While renewables are racing to overhaul our current energy system in response to climate change, innovation has skipped over some of the basic grid infrastructure, which hasn’t changed much over the last couple of decades. For instance, almost all overhead electricity lines follow the same basic, inefficient design that’s been in use since 1908, reports Fast Company. This technology, of course, is out of date and unsuitable for accommodating the shift to renewables.

“You may have an existing grid, but if you put in over 500 megawatts of wind because you build a new wind farm, and you connect it to the grid, the grid itself may not be able to absorb that electricity,” said Herve Touati, chief strategy officer for TS Conductor, a startup developing high-efficiency conductors for the electricity grid. “So you need to increase the capacity of the grid.”

The company has recently secured $25 million in Series A funding for its efforts to redesign overhead power lines so it’s possible to transmit twice as much electricity without having to change or retrofit utility poles.

A highly more efficient design for overhead power lines

Today’s power lines are typically made of two materials, namely an aluminum wire with a steel core. The new design, however, uses a core made from carbon composite, a strong but lightweight material used in plane manufacturing.

Since they’re made from a material that’s more durable than steel, the new lines are less prone to sagging dangerously. Plus, because carbon composite is lightweight, it’s possible to use more aluminum around the outside, significantly increasing the amount of electricity that can flow through those power lines. What’s more, the lines can also be covered in extra insulation to help prevent wildfires.

Earlier this year, TS Conductor replaced a line in North Dakota in an effort to support new wind farms in the vicinity. The new lines helped the local utility company avoid replacing 60 support structures.

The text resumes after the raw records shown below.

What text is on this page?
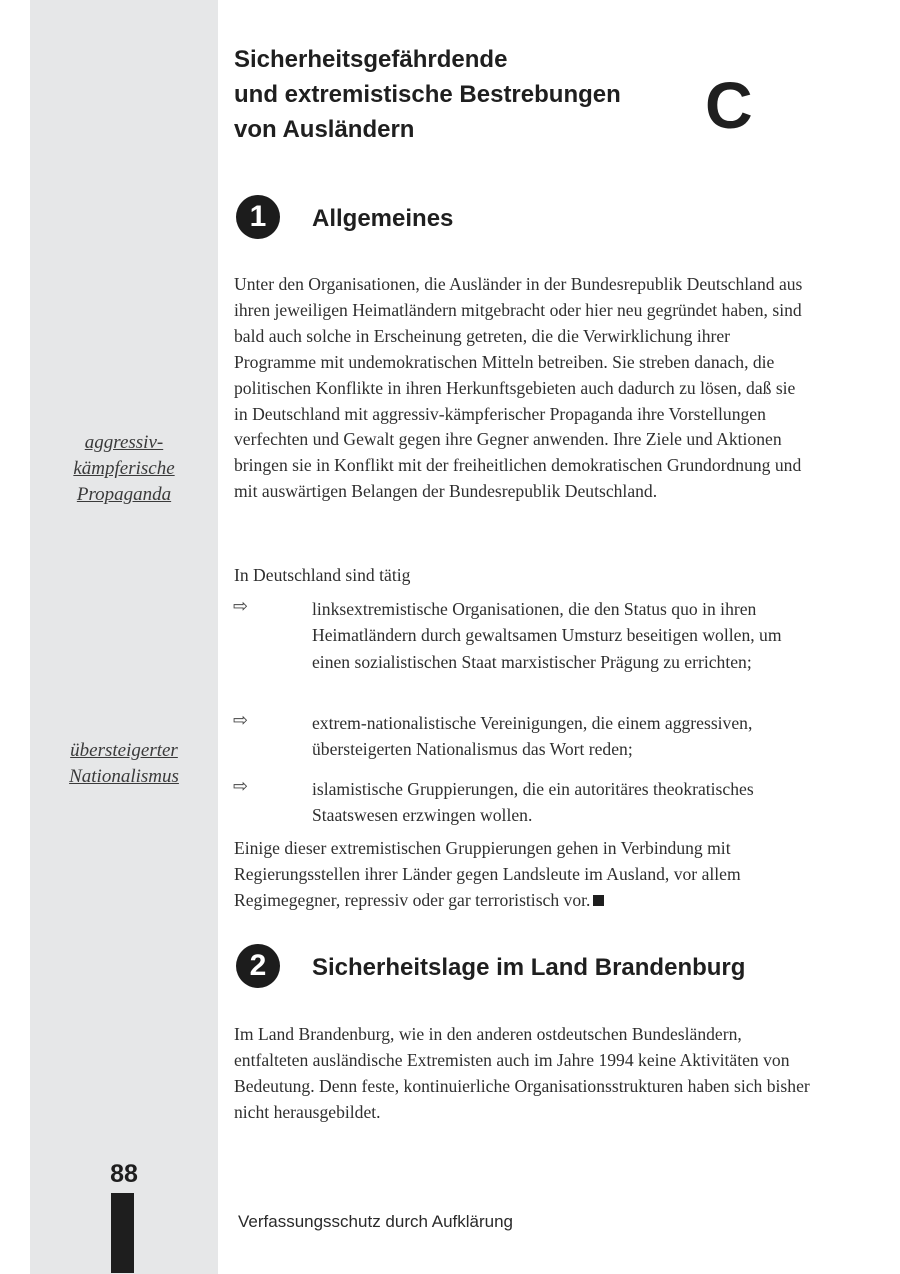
aggressiv-
kämpferische
Propaganda
übersteigerter
Nationalismus
88
Sicherheitsgefährdende
und extremistische Bestrebungen
von Ausländern	C
1	Allgemeines
Unter den Organisationen, die Ausländer in der Bundesrepublik Deutschland aus ihren jeweiligen Heimatländern mitgebracht oder hier neu gegründet haben, sind bald auch solche in Erscheinung getreten, die die Verwirklichung ihrer Programme mit undemokratischen Mitteln betreiben. Sie streben danach, die politischen Konflikte in ihren Herkunftsgebieten auch dadurch zu lösen, daß sie in Deutschland mit aggressiv-kämpferischer Propaganda ihre Vorstellungen verfechten und Gewalt gegen ihre Gegner anwenden. Ihre Ziele und Aktionen bringen sie in Konflikt mit der freiheitlichen demokratischen Grundordnung und mit auswärtigen Belangen der Bundesrepublik Deutschland.
In Deutschland sind tätig
⇨	linksextremistische Organisationen, die den Status quo in ihren Heimatländern durch gewaltsamen Umsturz beseitigen wollen, um einen sozialistischen Staat marxistischer Prägung zu errichten;
⇨	extrem-nationalistische Vereinigungen, die einem aggressiven, übersteigerten Nationalismus das Wort reden;
⇨	islamistische Gruppierungen, die ein autoritäres theokratisches Staatswesen erzwingen wollen.
Einige dieser extremistischen Gruppierungen gehen in Verbindung mit Regierungsstellen ihrer Länder gegen Landsleute im Ausland, vor allem Regimegegner, repressiv oder gar terroristisch vor.
2	Sicherheitslage im Land Brandenburg
Im Land Brandenburg, wie in den anderen ostdeutschen Bundesländern, entfalteten ausländische Extremisten auch im Jahre 1994 keine Aktivitäten von Bedeutung. Denn feste, kontinuierliche Organisationsstrukturen haben sich bisher nicht herausgebildet.
Verfassungsschutz durch Aufklärung
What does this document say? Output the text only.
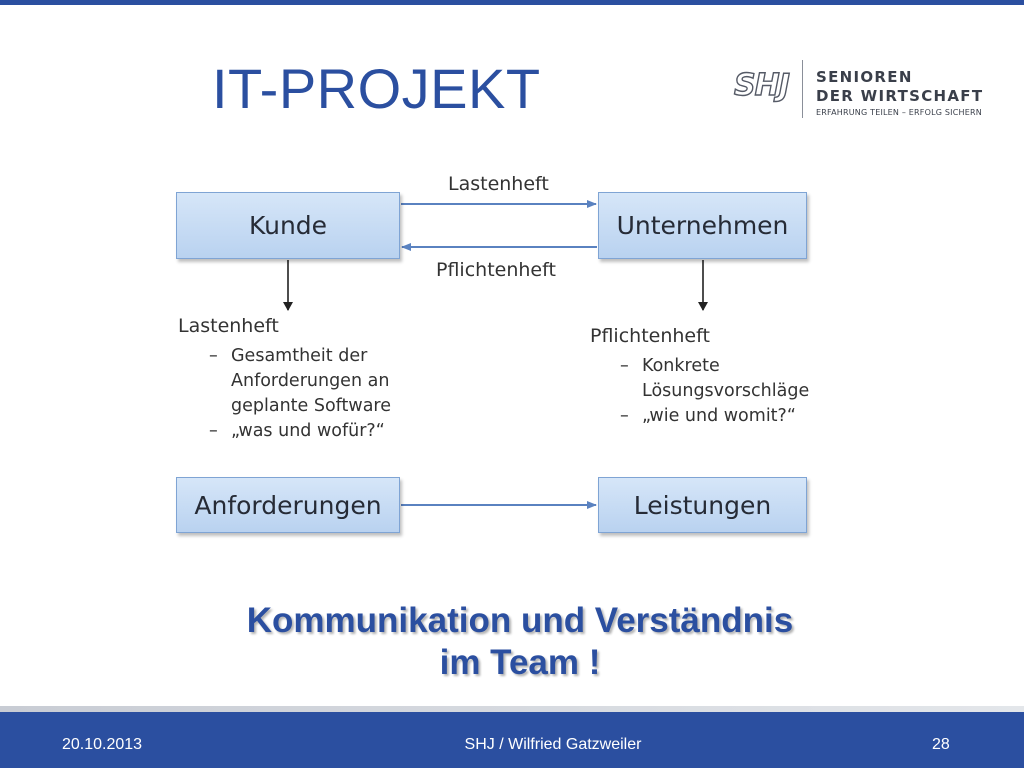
IT-PROJEKT	SHJ SENIOREN
DER WIRTSCHAFT
ERFAHRUNG TEILEN – ERFOLG SICHERN
Kunde	Unternehmen
Anforderungen	Leistungen
Lastenheft
Pflichtenheft
Lastenheft
– Gesamtheit der
Anforderungen an
geplante Software
– „was und wofür?“
Pflichtenheft
– Konkrete
Lösungsvorschläge
– „wie und womit?“
Kommunikation und Verständnis
im Team !
20.10.2013	SHJ / Wilfried Gatzweiler	28
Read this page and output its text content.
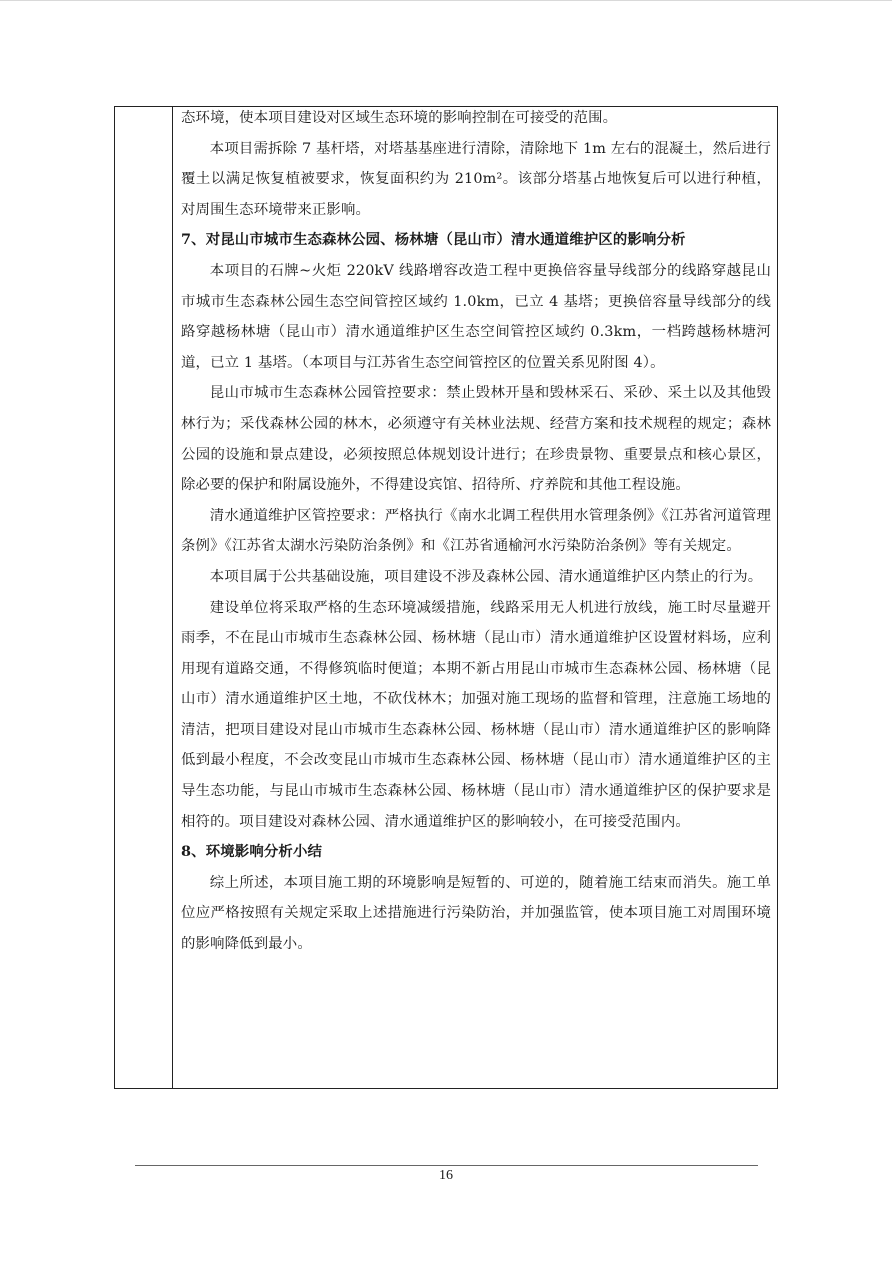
态环境，使本项目建设对区域生态环境的影响控制在可接受的范围。

本项目需拆除 7 基杆塔，对塔基基座进行清除，清除地下 1m 左右的混凝土，然后进行覆土以满足恢复植被要求，恢复面积约为 210m²。该部分塔基占地恢复后可以进行种植，对周围生态环境带来正影响。

7、对昆山市城市生态森林公园、杨林塘（昆山市）清水通道维护区的影响分析

本项目的石牌~火炬 220kV 线路增容改造工程中更换倍容量导线部分的线路穿越昆山市城市生态森林公园生态空间管控区域约 1.0km，已立 4 基塔；更换倍容量导线部分的线路穿越杨林塘（昆山市）清水通道维护区生态空间管控区域约 0.3km，一档跨越杨林塘河道，已立 1 基塔。（本项目与江苏省生态空间管控区的位置关系见附图 4）。

昆山市城市生态森林公园管控要求：禁止毁林开垦和毁林采石、采砂、采土以及其他毁林行为；采伐森林公园的林木，必须遵守有关林业法规、经营方案和技术规程的规定；森林公园的设施和景点建设，必须按照总体规划设计进行；在珍贵景物、重要景点和核心景区，除必要的保护和附属设施外，不得建设宾馆、招待所、疗养院和其他工程设施。

清水通道维护区管控要求：严格执行《南水北调工程供用水管理条例》《江苏省河道管理条例》《江苏省太湖水污染防治条例》和《江苏省通榆河水污染防治条例》等有关规定。

本项目属于公共基础设施，项目建设不涉及森林公园、清水通道维护区内禁止的行为。

建设单位将采取严格的生态环境减缓措施，线路采用无人机进行放线，施工时尽量避开雨季，不在昆山市城市生态森林公园、杨林塘（昆山市）清水通道维护区设置材料场，应利用现有道路交通，不得修筑临时便道；本期不新占用昆山市城市生态森林公园、杨林塘（昆山市）清水通道维护区土地，不砍伐林木；加强对施工现场的监督和管理，注意施工场地的清洁，把项目建设对昆山市城市生态森林公园、杨林塘（昆山市）清水通道维护区的影响降低到最小程度，不会改变昆山市城市生态森林公园、杨林塘（昆山市）清水通道维护区的主导生态功能，与昆山市城市生态森林公园、杨林塘（昆山市）清水通道维护区的保护要求是相符的。项目建设对森林公园、清水通道维护区的影响较小，在可接受范围内。

8、环境影响分析小结

综上所述，本项目施工期的环境影响是短暂的、可逆的，随着施工结束而消失。施工单位应严格按照有关规定采取上述措施进行污染防治，并加强监管，使本项目施工对周围环境的影响降低到最小。

16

“The project they did with the previous generation of the conductor the year before took them a year, and the project they did with our conductor because they didn’t need to touch any other infrastructure, took them three months,” says John Resler, executive vice president of sales for TS Conductor. While the new power lines are more expensive than conventional ones, overall the result is a net saving. Not only that, since the power lines are more efficient, their carbon footprint is significantly smaller than that of older designs.